[Interview] Serpent : « on joue du funk de contrefaçon ! »

Grosse découverte en live pour nous que Serpent, un groupe parisien explosif et original qui nous a bien fait danser en première partie de White Lies. Mathieu, ex-Lescop, et Quentin nous expliquent de quoi il retourne…

Serpent par David Maurel
Photo : David Maurel

Benzine : Si vous décriviez votre musique à quelqu’un qui ne l’a jamais entendue, vous diriez quoi ?

Mathieu : Nous, on a inventé un terme pour qualifier notre musique, c’est du post-funk, c’est du funk en plastique.
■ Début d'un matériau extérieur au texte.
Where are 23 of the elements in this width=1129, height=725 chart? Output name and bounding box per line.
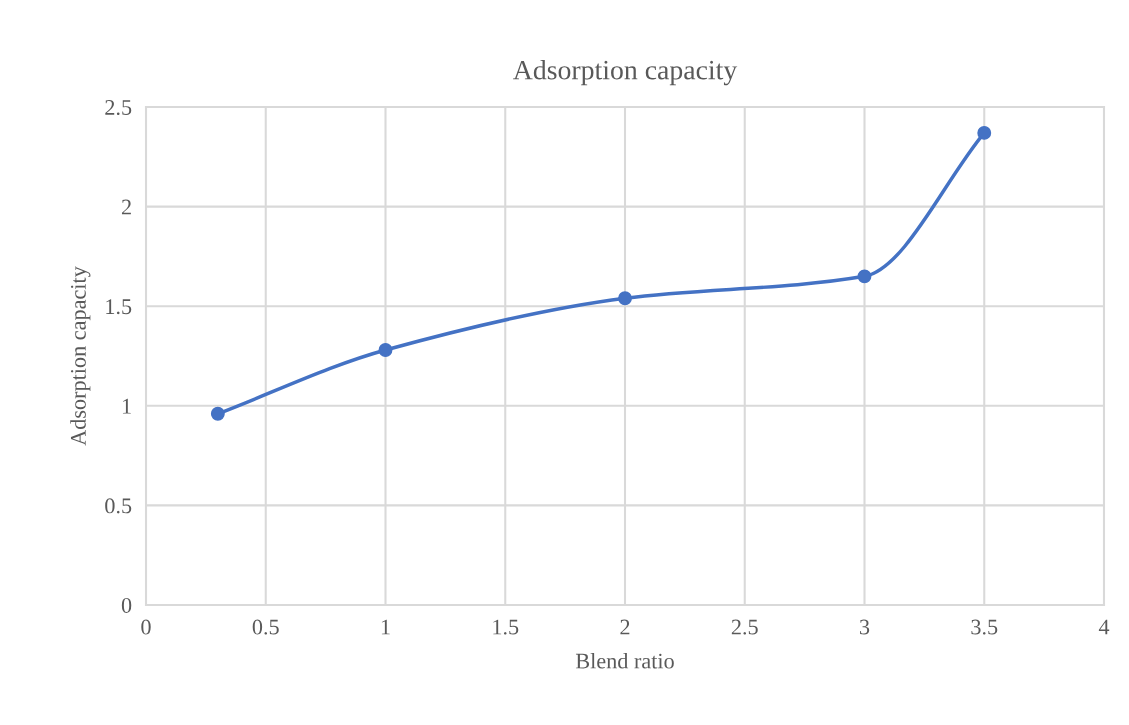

Fabriqué en Chine… En fait à Paris, mais c’est du funk de contrefaçon

Benzine : Je ne sais pas si c’est post-moderne ou provocateur, ça…

Quentin : Ben non, c’est la vision qu’on a, c’est aussi une référence au post-punk, à d’autres trucs qu’on a un peu dans le cœur, mais qui ne sont pas vraiment d’actualité pour notre son. Et on a plein de références afro-américaines, mais on sait bien que, à la fin, ce qu’on fait, nous, ce n’est pas ça. Il fallait montrer qu’il y a une filiation, un lien, mais qu’en étant honnêtes, nous c’est autre chose…

Mathieu : C’est une supercherie…

DysfunctionBenzine : Sur scène, la première fois qu’on vous a entendus, on s’est dit, ça rappelle ce qu’il y avait de meilleur chez les Talking Heads…

Mathieu : Cette question, c’est une blague, en fait. A la fin de chaque concert, il y a quelqu’un qui vient nous dire ça, c’est devenu une private joke entre nous.

Benzine : Désolé, c’est un de mes groupes préférés…

Quentin : Nous aussi, c’est un de nos groupes préférés.

Mathieu : Eux aussi avaient cette envie- là, c’était une relecture par des gens du Nord… j’allais dire une relecture par des Européens… les Talking Heads, même si c’était des Américains, ils étaient très imprégnés de la culture européenne… Nous, c’est la même démarche, encore pire, on est français, on ne peut même pas dire qu’on est américains… C’est de la contrefaçon, une relecture européenne d’une musique qui ne l’est pas. Le punk, c’était ça aussi : comme disait Quentin, il y a une petite référence au post-punk… Le punk, c’était une relecture du rock’n’roll par des Anglais qui faisaient 40 kg et qui ne savaient pas jouer. Nous, en fait, on joue une musique qu’on ne sait pas jouer : c’est pour ça que c’est intéressant, c’est chiant les gens qui savent jouer…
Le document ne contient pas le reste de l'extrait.